Pero es cierto. Y el olor matinal de Emma no es desagradable. Solo vacío de deseo y lleno de nostalgia. Se pregunta cómo olerá él ahora, sobre todo a una joven. A Sloan. ¿Podrá captar el olor de sus medicamentos, los antiandrógenos que lleva meses tomando y el Taxotere y la prednisona que empezó la semana pasada? ¿Capta el olor de los bifosfonatos que toma para que no se le rompan los huesos con el peso del cuerpo, los parches de morfina, la orina que le sale goteando de la vejiga al catéter y al tubo conectado a la bolsa que va enganchada a la silla? ¿Los restos de heces secas que tiene pegados al culo?
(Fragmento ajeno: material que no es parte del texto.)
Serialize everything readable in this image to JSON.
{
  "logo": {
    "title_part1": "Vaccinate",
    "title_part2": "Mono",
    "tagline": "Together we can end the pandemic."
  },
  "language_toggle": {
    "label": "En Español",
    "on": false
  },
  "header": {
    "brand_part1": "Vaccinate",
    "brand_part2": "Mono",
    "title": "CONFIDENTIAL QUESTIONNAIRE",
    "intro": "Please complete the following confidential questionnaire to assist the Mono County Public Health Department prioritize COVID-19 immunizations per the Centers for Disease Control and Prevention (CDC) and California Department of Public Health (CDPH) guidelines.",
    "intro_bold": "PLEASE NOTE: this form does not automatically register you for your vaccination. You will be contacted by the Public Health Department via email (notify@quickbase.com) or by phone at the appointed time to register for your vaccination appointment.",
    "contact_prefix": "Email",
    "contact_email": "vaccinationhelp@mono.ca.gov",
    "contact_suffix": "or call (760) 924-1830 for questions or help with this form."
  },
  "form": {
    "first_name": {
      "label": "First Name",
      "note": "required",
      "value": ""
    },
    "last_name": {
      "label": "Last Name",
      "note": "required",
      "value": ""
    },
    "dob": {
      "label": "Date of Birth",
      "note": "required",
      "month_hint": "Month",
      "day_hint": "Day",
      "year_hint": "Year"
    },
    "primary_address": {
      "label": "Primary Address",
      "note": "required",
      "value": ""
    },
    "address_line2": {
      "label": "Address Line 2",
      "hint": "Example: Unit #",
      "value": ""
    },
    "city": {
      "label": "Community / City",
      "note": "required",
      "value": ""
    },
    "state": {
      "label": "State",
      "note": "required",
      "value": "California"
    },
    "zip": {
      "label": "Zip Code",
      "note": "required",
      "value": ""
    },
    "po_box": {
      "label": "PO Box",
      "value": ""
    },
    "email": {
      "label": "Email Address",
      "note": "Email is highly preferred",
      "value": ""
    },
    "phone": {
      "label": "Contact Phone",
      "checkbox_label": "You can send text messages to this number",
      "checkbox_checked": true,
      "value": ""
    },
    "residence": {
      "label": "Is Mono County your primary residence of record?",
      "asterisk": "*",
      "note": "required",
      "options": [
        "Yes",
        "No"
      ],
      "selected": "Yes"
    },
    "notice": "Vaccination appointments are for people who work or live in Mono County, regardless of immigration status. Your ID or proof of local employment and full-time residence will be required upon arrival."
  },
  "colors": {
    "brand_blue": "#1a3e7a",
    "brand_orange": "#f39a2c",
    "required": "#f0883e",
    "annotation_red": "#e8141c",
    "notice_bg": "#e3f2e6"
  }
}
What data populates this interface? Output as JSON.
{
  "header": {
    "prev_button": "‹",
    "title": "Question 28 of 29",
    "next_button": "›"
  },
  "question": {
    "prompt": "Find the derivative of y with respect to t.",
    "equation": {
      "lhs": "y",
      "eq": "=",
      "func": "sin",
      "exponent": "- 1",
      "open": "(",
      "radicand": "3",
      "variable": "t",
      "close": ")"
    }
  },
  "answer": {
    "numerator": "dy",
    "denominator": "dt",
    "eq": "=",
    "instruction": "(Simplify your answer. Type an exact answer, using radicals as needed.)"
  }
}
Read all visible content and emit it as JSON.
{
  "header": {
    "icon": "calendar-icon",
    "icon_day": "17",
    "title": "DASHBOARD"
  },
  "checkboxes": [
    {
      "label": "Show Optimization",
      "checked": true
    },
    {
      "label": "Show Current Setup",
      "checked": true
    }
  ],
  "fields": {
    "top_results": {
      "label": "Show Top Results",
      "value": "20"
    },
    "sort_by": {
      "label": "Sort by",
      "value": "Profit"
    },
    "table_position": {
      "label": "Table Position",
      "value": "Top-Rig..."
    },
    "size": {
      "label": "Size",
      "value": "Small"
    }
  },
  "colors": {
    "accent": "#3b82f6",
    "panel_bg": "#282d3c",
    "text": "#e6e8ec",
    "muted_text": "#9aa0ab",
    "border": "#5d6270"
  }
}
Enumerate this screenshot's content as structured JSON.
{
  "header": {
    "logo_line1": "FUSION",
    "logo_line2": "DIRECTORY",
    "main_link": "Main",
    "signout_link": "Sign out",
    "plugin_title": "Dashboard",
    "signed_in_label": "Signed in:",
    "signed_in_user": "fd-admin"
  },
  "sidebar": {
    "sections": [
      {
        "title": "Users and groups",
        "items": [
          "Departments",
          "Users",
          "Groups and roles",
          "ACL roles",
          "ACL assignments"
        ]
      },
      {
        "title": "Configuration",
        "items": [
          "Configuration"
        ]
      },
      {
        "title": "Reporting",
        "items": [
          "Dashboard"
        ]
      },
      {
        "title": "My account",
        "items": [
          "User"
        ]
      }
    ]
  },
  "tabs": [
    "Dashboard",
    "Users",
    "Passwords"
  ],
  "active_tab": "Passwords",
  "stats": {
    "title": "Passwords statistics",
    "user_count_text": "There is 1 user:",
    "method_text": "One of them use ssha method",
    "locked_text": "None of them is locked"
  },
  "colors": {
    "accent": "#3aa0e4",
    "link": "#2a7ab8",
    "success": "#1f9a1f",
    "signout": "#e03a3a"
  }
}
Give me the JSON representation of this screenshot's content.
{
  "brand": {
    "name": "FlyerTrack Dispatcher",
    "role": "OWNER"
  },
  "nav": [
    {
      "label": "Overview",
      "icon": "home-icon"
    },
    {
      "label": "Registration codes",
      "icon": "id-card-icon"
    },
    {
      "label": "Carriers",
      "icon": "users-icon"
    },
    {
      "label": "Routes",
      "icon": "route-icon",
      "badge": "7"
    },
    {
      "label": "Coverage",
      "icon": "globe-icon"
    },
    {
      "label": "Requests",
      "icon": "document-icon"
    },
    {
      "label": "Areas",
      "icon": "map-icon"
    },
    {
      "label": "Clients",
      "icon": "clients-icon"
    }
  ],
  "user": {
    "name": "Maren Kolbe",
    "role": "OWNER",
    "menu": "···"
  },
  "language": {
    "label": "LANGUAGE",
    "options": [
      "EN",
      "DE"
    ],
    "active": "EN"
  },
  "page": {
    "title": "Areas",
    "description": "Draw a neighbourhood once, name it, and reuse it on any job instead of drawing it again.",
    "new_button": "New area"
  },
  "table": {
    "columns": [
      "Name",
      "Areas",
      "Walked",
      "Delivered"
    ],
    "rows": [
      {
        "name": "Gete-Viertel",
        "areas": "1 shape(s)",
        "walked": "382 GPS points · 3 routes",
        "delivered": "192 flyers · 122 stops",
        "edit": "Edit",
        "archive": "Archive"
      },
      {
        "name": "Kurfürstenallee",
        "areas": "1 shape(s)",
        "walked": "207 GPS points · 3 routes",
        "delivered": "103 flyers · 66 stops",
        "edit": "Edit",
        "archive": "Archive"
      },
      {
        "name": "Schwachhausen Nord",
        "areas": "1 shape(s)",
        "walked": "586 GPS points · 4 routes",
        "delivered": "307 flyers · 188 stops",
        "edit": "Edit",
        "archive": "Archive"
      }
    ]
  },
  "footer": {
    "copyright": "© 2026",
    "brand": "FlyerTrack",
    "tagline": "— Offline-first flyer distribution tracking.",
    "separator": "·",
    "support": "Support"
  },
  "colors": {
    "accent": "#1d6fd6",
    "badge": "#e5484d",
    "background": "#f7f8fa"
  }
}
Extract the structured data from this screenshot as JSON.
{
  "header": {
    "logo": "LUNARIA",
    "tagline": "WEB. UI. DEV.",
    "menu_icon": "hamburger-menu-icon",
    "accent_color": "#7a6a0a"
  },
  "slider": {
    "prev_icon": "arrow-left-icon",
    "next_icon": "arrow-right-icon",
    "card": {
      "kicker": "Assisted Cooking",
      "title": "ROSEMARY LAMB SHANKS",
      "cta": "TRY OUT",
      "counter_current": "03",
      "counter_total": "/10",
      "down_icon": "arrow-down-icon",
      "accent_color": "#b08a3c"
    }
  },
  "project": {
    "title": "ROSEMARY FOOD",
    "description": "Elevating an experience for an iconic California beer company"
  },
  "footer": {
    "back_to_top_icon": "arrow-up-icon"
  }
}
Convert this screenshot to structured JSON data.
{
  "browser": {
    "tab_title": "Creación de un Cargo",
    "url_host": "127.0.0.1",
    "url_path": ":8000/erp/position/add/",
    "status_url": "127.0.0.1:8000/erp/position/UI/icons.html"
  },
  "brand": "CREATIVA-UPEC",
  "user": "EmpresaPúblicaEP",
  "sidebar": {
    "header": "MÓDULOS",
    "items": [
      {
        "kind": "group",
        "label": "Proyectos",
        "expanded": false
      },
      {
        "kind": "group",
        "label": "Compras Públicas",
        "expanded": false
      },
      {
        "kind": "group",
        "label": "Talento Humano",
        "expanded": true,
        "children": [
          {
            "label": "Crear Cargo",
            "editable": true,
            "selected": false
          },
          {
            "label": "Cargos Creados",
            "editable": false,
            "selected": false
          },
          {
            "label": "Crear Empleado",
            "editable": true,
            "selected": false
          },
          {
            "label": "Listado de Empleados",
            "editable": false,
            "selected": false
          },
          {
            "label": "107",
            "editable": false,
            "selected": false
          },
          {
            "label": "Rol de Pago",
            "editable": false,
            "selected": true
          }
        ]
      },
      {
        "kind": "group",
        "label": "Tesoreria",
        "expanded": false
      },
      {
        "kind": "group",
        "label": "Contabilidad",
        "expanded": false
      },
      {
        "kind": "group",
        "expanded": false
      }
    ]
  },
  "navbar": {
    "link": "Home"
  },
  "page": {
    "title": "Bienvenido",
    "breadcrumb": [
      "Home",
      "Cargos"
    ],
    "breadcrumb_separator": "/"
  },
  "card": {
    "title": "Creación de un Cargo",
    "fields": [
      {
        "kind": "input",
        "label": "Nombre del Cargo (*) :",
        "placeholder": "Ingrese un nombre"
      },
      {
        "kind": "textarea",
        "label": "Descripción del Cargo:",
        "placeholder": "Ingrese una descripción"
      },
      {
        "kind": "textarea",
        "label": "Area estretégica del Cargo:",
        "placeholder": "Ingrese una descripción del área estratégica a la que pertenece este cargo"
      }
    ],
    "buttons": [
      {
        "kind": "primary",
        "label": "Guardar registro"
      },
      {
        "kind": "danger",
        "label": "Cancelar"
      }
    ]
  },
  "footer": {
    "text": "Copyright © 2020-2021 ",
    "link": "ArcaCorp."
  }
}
Para Sloan debe oler como el pabellón de un hospital de ancianos químicamente castrados que se están muriendo de cáncer.

Repíteme por qué me han tenido que sacar del hospital, le dice a nadie en particular.

Bueno, dice Malcolm, supongo que aquí estarás mucho más contento. Con Emma a tu lado, quiero decir. Y todo te resulta familiar.

Ya no se puede decir contento o más contento, Malcolm, dice Fife. Le gustaría añadir –pero no lo hace– que para él ahora solo hay más o menos dolor, más o menos náuseas y diarrea, más o menos terror, más o menos miedo. Junto con más o menos vergüenza, ira, bochorno, ansiedad, depresión. Y más o menos confusión. Olvídate de lo de estar más o menos contento, dice.

Venga, Leo. No hables así, dice Malcolm.

Creo que ahora puedo hablar como me dé la puñetera gana.